Agentic UAVs: LLM-Driven Autonomy with Integrated Tool-Calling and Cognitive Reasoning
Anis Koubaa, Khaled Gabr
TL;DR
The paper tackles the gap between rule-based UAV control and general-purpose, context-aware autonomy by introducing Agentic UAVs, a five-layer architecture that fuses LLM-driven reasoning with continuous perception, tool-calling, and ecosystem integration. It further demonstrates collaboration across a swarm via standardized protocols and evaluates the approach in high-fidelity SAR simulations, showing improved detection, contextual understanding, and autonomous decision-making, albeit with higher processing overhead that can be mitigated by hybrid local–cloud configurations. The results suggest that UAVs can function as ecosystem-aware cognitive agents capable of distributed problem solving, not just isolated planners. This work advances practical pathways toward general-purpose aerial agents with real-time knowledge access and multi-agent collaboration, bridging perception, reasoning, and action within an integrated digital ecosystem.
Abstract
Unmanned Aerial Vehicles (UAVs) are increasingly used in defense, surveillance, and disaster response, yet most systems still operate at SAE Level 2 to 3 autonomy. Their dependence on rule-based control and narrow AI limits adaptability in dynamic and uncertain missions. Current UAV architectures lack context-aware reasoning, autonomous decision-making, and integration with external systems. Importantly, none make use of Large Language Model (LLM) agents with tool-calling for real-time knowledge access. This paper introduces the Agentic UAVs framework, a five-layer architecture consisting of Perception, Reasoning, Action, Integration, and Learning. The framework enhances UAV autonomy through LLM-driven reasoning, database querying, and interaction with third-party systems.
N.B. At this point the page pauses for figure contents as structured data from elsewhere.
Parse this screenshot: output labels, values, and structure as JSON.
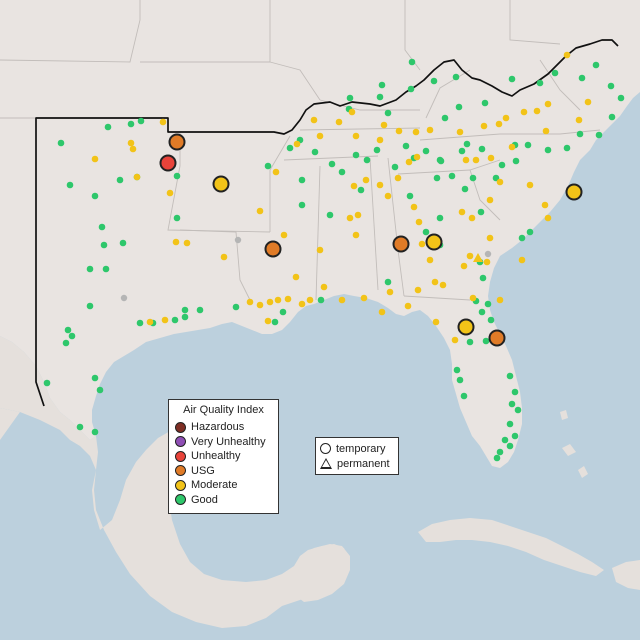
{
  "legend": {
    "title": "Air Quality Index",
    "categories": [
      {
        "label": "Hazardous",
        "color": "#7e2e24"
      },
      {
        "label": "Very Unhealthy",
        "color": "#8f4fb5"
      },
      {
        "label": "Unhealthy",
        "color": "#e8433a"
      },
      {
        "label": "USG",
        "color": "#e07b27"
      },
      {
        "label": "Moderate",
        "color": "#f2c318"
      },
      {
        "label": "Good",
        "color": "#2ec76b"
      }
    ]
  },
  "monitor_types": {
    "temporary": "temporary",
    "permanent": "permanent"
  },
  "colors": {
    "water": "#bcd0dd",
    "land": "#e9e4e1",
    "region_border": "#111111",
    "state_border": "#c2bdba",
    "inactive_monitor": "#b5b5b5"
  }
}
A prototype built with ROS 2 and Gazebo combines YOLOv11 for object detection with GPT-4 for reasoning and a locally deployed Gemma 3 model. In simulated search-and-rescue scenarios, agentic UAVs achieved higher detection confidence (0.79 compared to 0.72), improved person detection rates (91% compared to 75%), and a major increase in correct action recommendations (92% compared to 4.5%). These results show that modest computational overhead can enable significantly higher levels of autonomy and system-level integration.